Yes, on desktop you can use a shell loop to process multiple files. On Linux or macOS, run: for f in *.hevc; do ffmpeg -i "$f" -vn -c:a wmav2 -b:a 128k "${f%.hevc}.wma"; done. On Windows Command Prompt, use: for %f in (*.hevc) do ffmpeg -i "%f" -vn -c:a wmav2 -b:a 128k "%~nf.wma". The browser-based tool processes one file at a time, so the FFmpeg command is especially useful for bulk operations on large collections.
FFmpeg will attempt to copy compatible metadata from the source HEVC container to the WMA output, but metadata support depends on what tags are present in the original file. HEVC files primarily store video-centric metadata, so audio-specific tags like artist or album may be absent or inconsistently mapped. WMA does support metadata tags natively via the ASF container format it uses, so if the source has relevant tags, they should carry over — but you may want to verify or add tags manually using a tool like Windows Media Player or Mp3tag after conversion.
Some HEVC files — particularly raw .hevc bitstream files — contain only a video stream with no embedded audio track at all. If the source file has no audio, FFmpeg will produce an error or an empty WMA file because there is nothing to extract. You can verify whether your file contains an audio stream by running ffmpeg -i input.hevc in a terminal and checking the stream list in the output. If no audio stream is listed, the file genuinely has no audio to extract.

Technical Notes

HEVC (.hevc) files can appear as raw H.265 bitstreams or wrapped in containers like MP4 or MKV with an .hevc extension in some workflows — this tool assumes a file with an extractable audio stream. The wmav2 codec used for output is the second-generation Windows Media Audio codec, which offers better quality than the older wmav1 at equivalent bitrates and is the standard choice for WMA encoding.
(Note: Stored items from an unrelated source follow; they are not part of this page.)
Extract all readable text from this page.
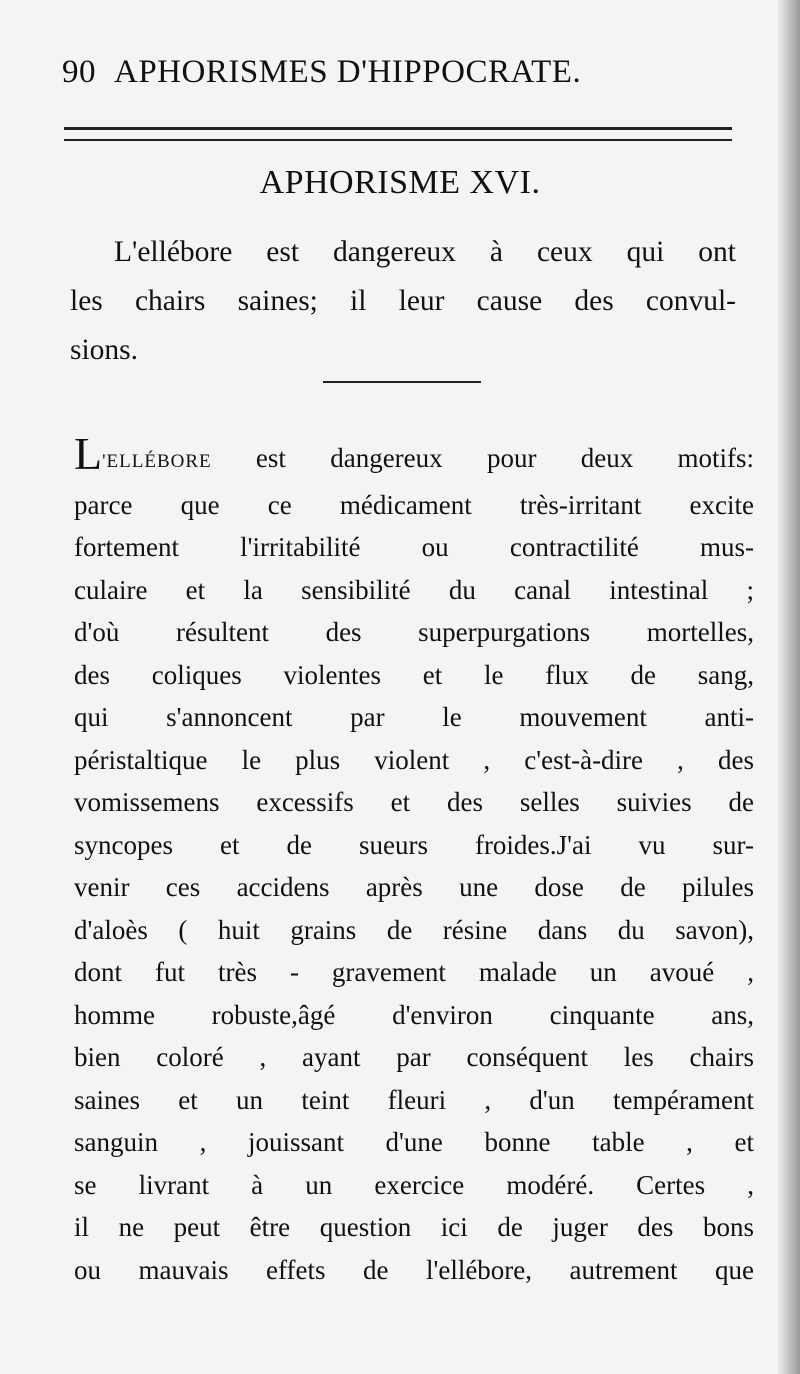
90 APHORISMES D'HIPPOCRATE.
APHORISME XVI.
L'ellébore est dangereux à ceux qui ont
les chairs saines; il leur cause des convul-
sions.
L'ELLÉBORE est dangereux pour deux motifs:
parce que ce médicament très-irritant excite
fortement l'irritabilité ou contractilité mus-
culaire et la sensibilité du canal intestinal ;
d'où résultent des superpurgations mortelles,
des coliques violentes et le flux de sang,
qui s'annoncent par le mouvement anti-
péristaltique le plus violent , c'est-à-dire , des
vomissemens excessifs et des selles suivies de
syncopes et de sueurs froides.J'ai vu sur-
venir ces accidens après une dose de pilules
d'aloès ( huit grains de résine dans du savon),
dont fut très - gravement malade un avoué ,
homme robuste,âgé d'environ cinquante ans,
bien coloré , ayant par conséquent les chairs
saines et un teint fleuri , d'un tempérament
sanguin , jouissant d'une bonne table , et
se livrant à un exercice modéré. Certes ,
il ne peut être question ici de juger des bons
ou mauvais effets de l'ellébore, autrement que
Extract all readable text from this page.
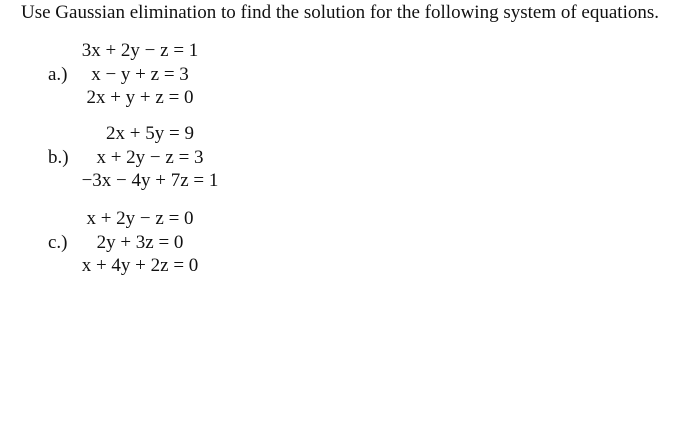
Use Gaussian elimination to find the solution for the following system of equations.
a.)
3x + 2y − z = 1
x − y + z = 3
2x + y + z = 0
b.)
2x + 5y = 9
x + 2y − z = 3
−3x − 4y + 7z = 1
c.)
x + 2y − z = 0
2y + 3z = 0
x + 4y + 2z = 0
WMA files use the ASF (Advanced Systems Format) container, which supports metadata tags and is natively handled by Windows Media Player and many Windows applications. However, WMA has limited cross-platform support — macOS, Linux, and mobile devices may require additional codecs. Because this is a full decode-and-reencode transcode (not a stream copy), processing time scales with the length of the audio, and quality is capped by the 128k default bitrate. Notably, WMA does not support multi-channel audio beyond stereo in standard wmav2, so if your HEVC source contains 5.1 surround sound, it will be downmixed to stereo during conversion. There is no lossless WMA output option in this tool, as wmav2 is inherently a lossy codec.